WASHINGTON – American Federation of Government Employees National President J. David Cox Sr. today called on lawmakers to repeal pension increases put in place for new federal employees, following on the successful rollback of pension cuts for military retirees.
“Slashing retirement benefits for military veterans under the guise of fiscal austerity was an error that Congress and the president rightly have corrected. Now it’s time to fix another mistake by repealing similar budget cuts targeting newly hired federal employees,” Cox said.
In the past two years, Congress has passed two measures as part of deficit reduction efforts that slash take-home pay for federal employees hired after 2012 by increasing their mandatory pension contributions.
Since the mid-1980s, federal employees have paid 0.8% of their salary toward a modest defined benefit pension, 6.2% toward Social Security, and additional contributions toward a 401(k)-type defined contribution plan.
Under the new measures passed by Congress, federal employees who were hired in 2013 now are required to pay 3.1% of their salary into the pension system, while those hired in 2014 and beyond must contribute 4.4% of their salary. This tax increase translates into an annual pay cut of $1,400 for the typical GS-7 employee hired this year, who earns $40,000.
They will receive no new benefits for these additional payments, which will require employees hired in 2014 to pay about 15.6% of their salary for retirement. The retirement system is fully funded, so there is no legitimate reason for increasing the contribution rates.
“Congress has created a second-class and third-class retirement system in which new federal employees earn less than their peers for no other reason than the date they were hired,” Cox said.
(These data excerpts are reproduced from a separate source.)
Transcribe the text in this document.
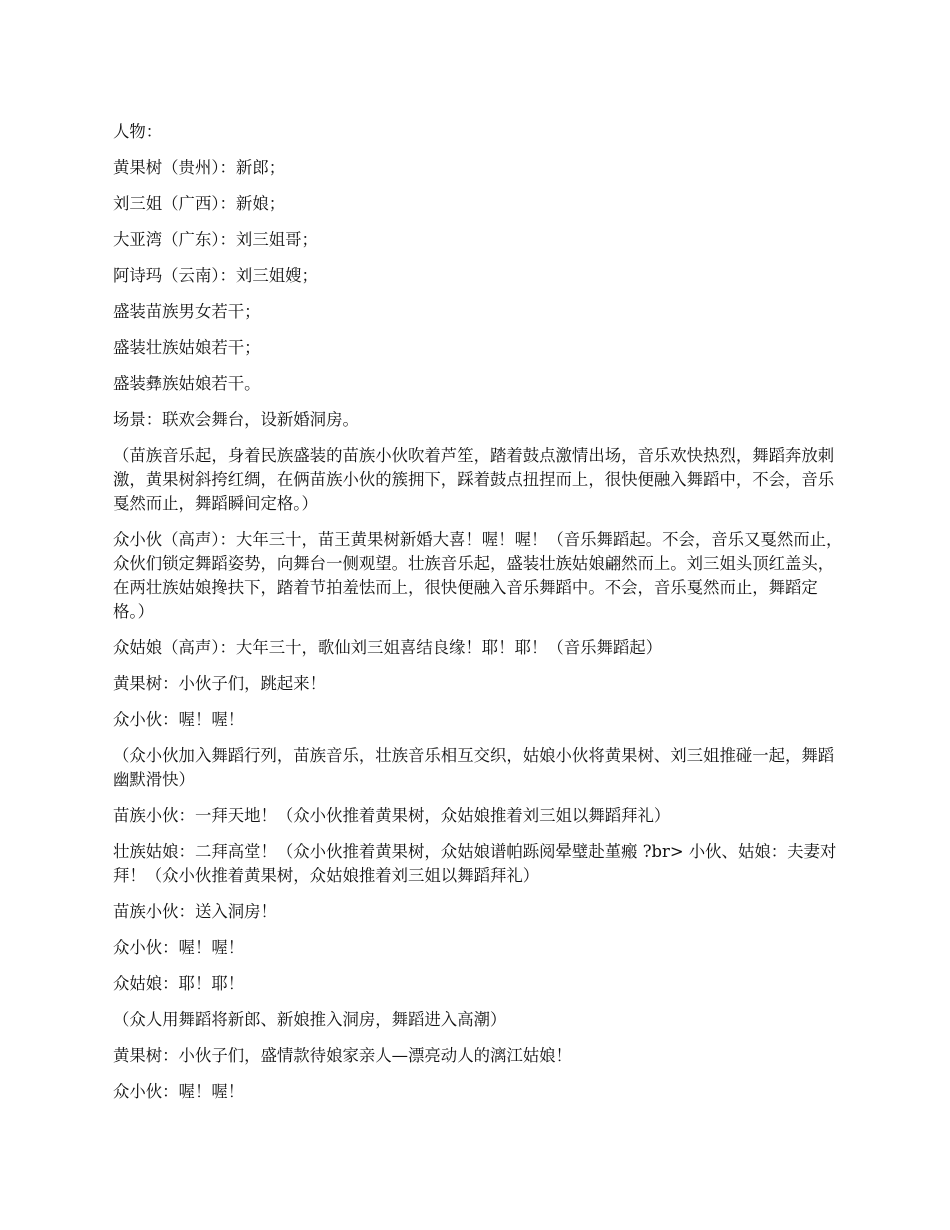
人物：

黄果树（贵州）：新郎；

刘三姐（广西）：新娘；

大亚湾（广东）：刘三姐哥；

阿诗玛（云南）：刘三姐嫂；

盛装苗族男女若干；

盛装壮族姑娘若干；

盛装彝族姑娘若干。

场景：联欢会舞台，设新婚洞房。

（苗族音乐起，身着民族盛装的苗族小伙吹着芦笙，踏着鼓点激情出场，音乐欢快热烈，舞蹈奔放刺激，黄果树斜挎红绸，在俩苗族小伙的簇拥下，踩着鼓点扭捏而上，很快便融入舞蹈中，不会，音乐戛然而止，舞蹈瞬间定格。）

众小伙（高声）：大年三十，苗王黄果树新婚大喜！喔！喔！（音乐舞蹈起。不会，音乐又戛然而止，众伙们锁定舞蹈姿势，向舞台一侧观望。壮族音乐起，盛装壮族姑娘翩然而上。刘三姐头顶红盖头，在两壮族姑娘搀扶下，踏着节拍羞怯而上，很快便融入音乐舞蹈中。不会，音乐戛然而止，舞蹈定格。）

众姑娘（高声）：大年三十，歌仙刘三姐喜结良缘！耶！耶！（音乐舞蹈起）

黄果树：小伙子们，跳起来！

众小伙：喔！喔！

（众小伙加入舞蹈行列，苗族音乐，壮族音乐相互交织，姑娘小伙将黄果树、刘三姐推碰一起，舞蹈幽默滑快）

苗族小伙：一拜天地！（众小伙推着黄果树，众姑娘推着刘三姐以舞蹈拜礼）

壮族姑娘：二拜高堂！（众小伙推着黄果树，众姑娘谱帕跞阅晕璧赴堇瘢 ?br> 小伙、姑娘：夫妻对拜！（众小伙推着黄果树，众姑娘推着刘三姐以舞蹈拜礼）

苗族小伙：送入洞房！

众小伙：喔！喔！

众姑娘：耶！耶！

（众人用舞蹈将新郎、新娘推入洞房，舞蹈进入高潮）

黄果树：小伙子们，盛情款待娘家亲人—漂亮动人的漓江姑娘！

众小伙：喔！喔！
“This is an outrageous assault on living standards for the next generation of federal employees, and AFGE will fight this with everything we’ve got. By attacking the pay and benefits of working class Americans, Congress and the administration are no better than the worst employers in the private sector that are competing in a race to the bottom.”
Cox said he is hopeful that a bill will be introduced soon in Congress to roll back these pension increases.